Kenya will receive €102M under the EU–Kenya Digital Partnership to expand fibre, digitise land records, and back innovation, plus €37M for a cable.
Kenya has secured €102 million in EU-backed funding for digital transformation, plus a separate €37 million commitment for a regional submarine cable extension.
Kenya’s government says the new package was agreed after talks in Brussels between President William Ruto and European officials.
Under the EU–Kenya Digital Partnership, Kenya will receive €102 million, around KSh 15.3 billion, for digital transformation projects. The focus is on expanding connectivity, supporting innovation, and creating more opportunities for young people and businesses.
The EU has also committed €37 million to extend the Blue Raman submarine cable. A submarine cable is a high-capacity internet link laid under the sea, like a major data highway between countries. The project is expected to connect Djibouti, Somalia, Kenya, and Tanzania, and lower regional bandwidth costs.
The €102 million package includes several earmarked allocations. Kenya is set to receive about €17 million to upgrade the Northern Corridor trade route, €15 million to expand the national fibre-optic network, and €12 million to digitise land registration systems.
Other allocations include €10 million to strengthen Kenya’s Digital Transformation Centre and €16 million to support the transition of refugee camps into integrated communities.
Both sides also discussed deeper cooperation on AI, which means software that can perform tasks that usually need human judgement, plus digital identity and a possible “data adequacy” arrangement. Data adequacy is a legal standard that can make it easier for data to move between jurisdictions, supporting digital trade and cross-border services.

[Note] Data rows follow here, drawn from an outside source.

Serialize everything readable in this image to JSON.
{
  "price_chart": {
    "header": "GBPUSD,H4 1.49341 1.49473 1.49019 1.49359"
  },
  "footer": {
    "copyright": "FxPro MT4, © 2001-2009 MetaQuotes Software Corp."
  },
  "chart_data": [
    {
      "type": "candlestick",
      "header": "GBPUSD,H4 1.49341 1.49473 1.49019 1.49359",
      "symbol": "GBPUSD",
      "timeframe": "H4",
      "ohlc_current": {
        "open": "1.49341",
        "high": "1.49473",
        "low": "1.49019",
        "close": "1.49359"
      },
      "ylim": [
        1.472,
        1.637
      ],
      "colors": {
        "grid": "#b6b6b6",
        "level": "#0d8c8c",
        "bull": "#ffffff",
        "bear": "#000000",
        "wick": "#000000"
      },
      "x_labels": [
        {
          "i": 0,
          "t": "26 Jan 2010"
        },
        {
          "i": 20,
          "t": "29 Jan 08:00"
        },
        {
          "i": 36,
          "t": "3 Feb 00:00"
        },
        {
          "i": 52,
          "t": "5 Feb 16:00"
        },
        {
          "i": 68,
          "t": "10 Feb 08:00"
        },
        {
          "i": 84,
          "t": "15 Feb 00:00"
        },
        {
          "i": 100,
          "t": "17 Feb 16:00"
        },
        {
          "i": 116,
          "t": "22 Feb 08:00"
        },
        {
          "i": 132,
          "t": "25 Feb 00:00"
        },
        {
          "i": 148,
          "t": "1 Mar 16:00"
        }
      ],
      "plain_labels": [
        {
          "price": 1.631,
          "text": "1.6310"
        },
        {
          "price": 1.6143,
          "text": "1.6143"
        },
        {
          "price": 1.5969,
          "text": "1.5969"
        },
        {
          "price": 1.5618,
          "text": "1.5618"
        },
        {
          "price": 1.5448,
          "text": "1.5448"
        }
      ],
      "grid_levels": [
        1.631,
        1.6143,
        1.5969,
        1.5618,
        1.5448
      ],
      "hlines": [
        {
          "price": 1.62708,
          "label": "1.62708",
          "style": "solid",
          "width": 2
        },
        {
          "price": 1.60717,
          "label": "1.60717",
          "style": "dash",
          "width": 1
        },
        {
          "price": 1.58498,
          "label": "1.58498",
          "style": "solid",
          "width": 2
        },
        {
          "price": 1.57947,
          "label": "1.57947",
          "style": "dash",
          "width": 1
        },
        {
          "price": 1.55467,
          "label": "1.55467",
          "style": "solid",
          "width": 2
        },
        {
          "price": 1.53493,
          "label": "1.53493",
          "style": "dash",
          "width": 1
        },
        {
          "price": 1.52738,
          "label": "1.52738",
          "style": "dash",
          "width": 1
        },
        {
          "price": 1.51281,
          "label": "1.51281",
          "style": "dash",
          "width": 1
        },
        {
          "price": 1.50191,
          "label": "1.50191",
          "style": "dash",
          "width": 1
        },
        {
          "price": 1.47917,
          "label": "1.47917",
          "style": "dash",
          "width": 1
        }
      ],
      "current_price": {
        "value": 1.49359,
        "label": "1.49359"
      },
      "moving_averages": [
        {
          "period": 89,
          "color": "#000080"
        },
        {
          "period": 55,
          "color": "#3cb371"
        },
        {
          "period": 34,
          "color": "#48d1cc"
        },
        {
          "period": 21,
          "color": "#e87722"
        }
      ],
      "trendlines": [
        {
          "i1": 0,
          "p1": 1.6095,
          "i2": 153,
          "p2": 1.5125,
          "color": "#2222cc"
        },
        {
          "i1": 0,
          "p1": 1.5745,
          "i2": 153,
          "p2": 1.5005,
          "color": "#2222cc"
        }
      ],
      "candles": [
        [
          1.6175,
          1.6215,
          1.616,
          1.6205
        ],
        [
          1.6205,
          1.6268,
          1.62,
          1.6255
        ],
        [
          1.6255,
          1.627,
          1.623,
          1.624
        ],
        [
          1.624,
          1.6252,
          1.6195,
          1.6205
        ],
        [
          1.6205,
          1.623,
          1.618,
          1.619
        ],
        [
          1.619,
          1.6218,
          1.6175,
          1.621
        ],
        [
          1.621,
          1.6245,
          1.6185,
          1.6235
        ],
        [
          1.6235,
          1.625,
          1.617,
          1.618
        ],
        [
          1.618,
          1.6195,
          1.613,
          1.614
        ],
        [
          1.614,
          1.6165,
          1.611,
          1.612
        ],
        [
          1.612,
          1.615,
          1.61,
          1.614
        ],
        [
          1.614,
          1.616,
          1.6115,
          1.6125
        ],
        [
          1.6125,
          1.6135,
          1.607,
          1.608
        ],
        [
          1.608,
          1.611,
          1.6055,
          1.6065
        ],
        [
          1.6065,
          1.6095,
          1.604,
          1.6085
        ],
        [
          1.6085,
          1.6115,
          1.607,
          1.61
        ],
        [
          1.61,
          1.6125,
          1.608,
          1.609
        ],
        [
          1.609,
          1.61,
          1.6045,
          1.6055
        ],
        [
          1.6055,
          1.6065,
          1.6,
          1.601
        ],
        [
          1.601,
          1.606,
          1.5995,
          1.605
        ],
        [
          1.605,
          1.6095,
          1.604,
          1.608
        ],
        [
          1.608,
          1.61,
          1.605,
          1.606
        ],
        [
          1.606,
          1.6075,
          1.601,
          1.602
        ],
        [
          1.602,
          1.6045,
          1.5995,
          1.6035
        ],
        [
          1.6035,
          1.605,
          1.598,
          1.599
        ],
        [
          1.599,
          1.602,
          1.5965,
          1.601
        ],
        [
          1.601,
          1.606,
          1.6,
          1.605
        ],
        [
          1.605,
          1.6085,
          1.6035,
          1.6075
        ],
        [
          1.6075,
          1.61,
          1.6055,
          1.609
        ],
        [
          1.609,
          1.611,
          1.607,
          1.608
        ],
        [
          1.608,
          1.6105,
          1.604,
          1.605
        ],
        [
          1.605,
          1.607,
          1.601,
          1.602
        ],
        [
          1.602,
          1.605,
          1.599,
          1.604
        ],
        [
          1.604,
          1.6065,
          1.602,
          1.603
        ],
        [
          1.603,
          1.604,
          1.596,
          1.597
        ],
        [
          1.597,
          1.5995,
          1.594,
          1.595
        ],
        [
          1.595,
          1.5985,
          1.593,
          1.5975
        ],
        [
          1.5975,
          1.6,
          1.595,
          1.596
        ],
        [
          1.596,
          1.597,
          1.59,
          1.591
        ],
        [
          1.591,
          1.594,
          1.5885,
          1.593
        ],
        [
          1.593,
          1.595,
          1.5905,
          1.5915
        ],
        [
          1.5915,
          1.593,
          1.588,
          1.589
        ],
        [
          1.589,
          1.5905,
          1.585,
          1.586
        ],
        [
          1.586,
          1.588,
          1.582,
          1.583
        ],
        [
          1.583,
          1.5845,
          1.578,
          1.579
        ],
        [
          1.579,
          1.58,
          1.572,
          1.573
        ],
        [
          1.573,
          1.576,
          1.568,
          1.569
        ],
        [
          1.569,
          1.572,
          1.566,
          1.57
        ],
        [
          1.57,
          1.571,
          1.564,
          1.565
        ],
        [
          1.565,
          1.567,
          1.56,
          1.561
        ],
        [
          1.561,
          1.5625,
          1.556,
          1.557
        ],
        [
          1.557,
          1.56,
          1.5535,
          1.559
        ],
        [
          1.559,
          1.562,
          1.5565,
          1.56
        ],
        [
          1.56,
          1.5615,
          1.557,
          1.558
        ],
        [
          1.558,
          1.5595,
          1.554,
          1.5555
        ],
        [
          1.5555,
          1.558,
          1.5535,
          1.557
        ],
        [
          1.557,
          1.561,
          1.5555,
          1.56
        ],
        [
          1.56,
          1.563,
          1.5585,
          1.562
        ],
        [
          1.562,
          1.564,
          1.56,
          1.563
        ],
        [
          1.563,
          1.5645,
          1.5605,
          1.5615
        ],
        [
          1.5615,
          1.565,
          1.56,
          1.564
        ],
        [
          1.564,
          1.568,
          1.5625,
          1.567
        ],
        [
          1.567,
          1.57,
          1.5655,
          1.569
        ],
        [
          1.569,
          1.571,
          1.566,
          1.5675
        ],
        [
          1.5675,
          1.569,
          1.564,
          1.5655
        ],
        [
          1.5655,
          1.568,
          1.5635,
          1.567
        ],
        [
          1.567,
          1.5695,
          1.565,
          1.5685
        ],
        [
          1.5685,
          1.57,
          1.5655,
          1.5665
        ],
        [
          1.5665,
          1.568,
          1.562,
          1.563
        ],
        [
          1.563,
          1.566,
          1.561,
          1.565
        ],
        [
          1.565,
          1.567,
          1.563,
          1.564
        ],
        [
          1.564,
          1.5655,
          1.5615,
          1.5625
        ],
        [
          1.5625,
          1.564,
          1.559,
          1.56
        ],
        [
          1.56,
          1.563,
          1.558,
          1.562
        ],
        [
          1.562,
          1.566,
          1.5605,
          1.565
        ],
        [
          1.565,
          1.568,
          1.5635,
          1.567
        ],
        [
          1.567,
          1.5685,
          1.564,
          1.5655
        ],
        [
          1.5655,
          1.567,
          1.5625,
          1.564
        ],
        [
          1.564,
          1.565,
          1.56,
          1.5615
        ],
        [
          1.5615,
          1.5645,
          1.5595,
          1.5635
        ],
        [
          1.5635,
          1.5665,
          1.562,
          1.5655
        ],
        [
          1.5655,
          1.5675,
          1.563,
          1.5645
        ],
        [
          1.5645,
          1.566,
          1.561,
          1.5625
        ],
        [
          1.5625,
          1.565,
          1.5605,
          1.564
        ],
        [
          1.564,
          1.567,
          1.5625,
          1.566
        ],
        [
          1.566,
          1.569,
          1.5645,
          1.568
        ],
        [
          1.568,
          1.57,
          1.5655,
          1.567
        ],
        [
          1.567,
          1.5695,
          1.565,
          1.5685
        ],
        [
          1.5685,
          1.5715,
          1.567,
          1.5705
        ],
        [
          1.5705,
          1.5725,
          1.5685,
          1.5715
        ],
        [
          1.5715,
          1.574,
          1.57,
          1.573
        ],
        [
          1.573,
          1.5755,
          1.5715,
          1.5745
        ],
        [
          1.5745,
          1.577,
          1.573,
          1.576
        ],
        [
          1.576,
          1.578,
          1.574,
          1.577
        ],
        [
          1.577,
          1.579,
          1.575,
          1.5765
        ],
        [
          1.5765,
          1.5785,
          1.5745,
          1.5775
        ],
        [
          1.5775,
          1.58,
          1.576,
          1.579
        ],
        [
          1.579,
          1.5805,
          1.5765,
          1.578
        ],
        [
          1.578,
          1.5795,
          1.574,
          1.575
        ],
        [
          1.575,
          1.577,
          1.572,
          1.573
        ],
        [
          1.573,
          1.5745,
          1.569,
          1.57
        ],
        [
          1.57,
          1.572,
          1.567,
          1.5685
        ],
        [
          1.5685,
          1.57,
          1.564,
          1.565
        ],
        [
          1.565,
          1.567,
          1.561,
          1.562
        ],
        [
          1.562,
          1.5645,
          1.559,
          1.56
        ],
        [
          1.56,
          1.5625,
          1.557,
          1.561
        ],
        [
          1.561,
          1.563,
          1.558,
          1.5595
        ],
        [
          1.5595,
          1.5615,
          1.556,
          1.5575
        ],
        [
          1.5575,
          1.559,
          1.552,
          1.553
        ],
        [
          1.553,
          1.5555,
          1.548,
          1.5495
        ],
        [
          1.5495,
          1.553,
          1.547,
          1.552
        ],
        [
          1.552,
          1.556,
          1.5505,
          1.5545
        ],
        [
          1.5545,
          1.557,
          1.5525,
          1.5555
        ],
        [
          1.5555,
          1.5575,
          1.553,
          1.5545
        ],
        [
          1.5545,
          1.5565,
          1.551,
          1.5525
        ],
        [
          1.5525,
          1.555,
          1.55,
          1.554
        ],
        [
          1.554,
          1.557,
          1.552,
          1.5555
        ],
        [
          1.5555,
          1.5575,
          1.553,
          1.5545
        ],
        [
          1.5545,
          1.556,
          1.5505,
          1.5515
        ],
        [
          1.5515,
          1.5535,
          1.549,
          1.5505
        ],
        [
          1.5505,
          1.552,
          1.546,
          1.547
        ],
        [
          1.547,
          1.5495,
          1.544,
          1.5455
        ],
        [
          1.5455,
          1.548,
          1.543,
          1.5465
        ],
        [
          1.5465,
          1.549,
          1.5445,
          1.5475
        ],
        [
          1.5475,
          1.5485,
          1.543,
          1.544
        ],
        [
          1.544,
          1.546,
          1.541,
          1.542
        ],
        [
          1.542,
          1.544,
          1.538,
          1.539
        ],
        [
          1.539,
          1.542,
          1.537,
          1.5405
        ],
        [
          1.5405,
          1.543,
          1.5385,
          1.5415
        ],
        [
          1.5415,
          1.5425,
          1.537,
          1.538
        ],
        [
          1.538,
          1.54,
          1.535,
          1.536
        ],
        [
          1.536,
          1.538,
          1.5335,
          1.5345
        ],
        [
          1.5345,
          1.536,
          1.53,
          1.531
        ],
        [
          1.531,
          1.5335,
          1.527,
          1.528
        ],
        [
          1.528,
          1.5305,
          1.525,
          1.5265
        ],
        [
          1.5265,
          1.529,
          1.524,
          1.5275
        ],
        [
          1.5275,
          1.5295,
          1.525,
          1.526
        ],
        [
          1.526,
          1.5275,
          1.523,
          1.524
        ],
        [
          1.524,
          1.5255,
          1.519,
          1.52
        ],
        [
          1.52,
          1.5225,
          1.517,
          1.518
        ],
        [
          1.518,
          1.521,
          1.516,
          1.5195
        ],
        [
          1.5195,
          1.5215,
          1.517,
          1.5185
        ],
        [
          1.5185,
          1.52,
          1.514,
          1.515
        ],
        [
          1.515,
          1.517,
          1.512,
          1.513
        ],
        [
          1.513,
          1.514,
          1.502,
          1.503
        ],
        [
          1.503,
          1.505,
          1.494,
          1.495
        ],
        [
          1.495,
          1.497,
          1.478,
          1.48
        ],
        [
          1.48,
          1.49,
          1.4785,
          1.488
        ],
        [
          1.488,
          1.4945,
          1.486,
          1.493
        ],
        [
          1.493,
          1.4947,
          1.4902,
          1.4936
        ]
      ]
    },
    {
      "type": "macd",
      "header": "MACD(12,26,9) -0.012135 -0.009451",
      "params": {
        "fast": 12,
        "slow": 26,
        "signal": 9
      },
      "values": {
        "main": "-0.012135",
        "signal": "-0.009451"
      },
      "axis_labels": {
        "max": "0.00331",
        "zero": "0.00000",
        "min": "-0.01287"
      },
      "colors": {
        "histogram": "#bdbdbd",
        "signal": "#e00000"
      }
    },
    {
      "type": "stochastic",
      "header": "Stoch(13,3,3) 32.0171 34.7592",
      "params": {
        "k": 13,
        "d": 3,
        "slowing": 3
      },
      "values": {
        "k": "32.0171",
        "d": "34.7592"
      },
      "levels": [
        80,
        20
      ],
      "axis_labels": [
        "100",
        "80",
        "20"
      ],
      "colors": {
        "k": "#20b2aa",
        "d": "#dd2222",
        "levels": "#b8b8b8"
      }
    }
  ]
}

More fibre and lower bandwidth costs can improve internet reliability and reduce the cost of running digital services, from SaaS tools to payments and customer support.
Digitising land records and strengthening government digital capacity can also reduce paperwork delays and improve trust in public systems, which matters for lenders, property transactions, and compliance.
For Kenya’s tech ecosystem, the funding signals continued public and partner investment in infrastructure and digitisation. It could also support Kenya’s position as a business process outsourcing hub, where companies provide back-office services like customer service and data processing for global clients.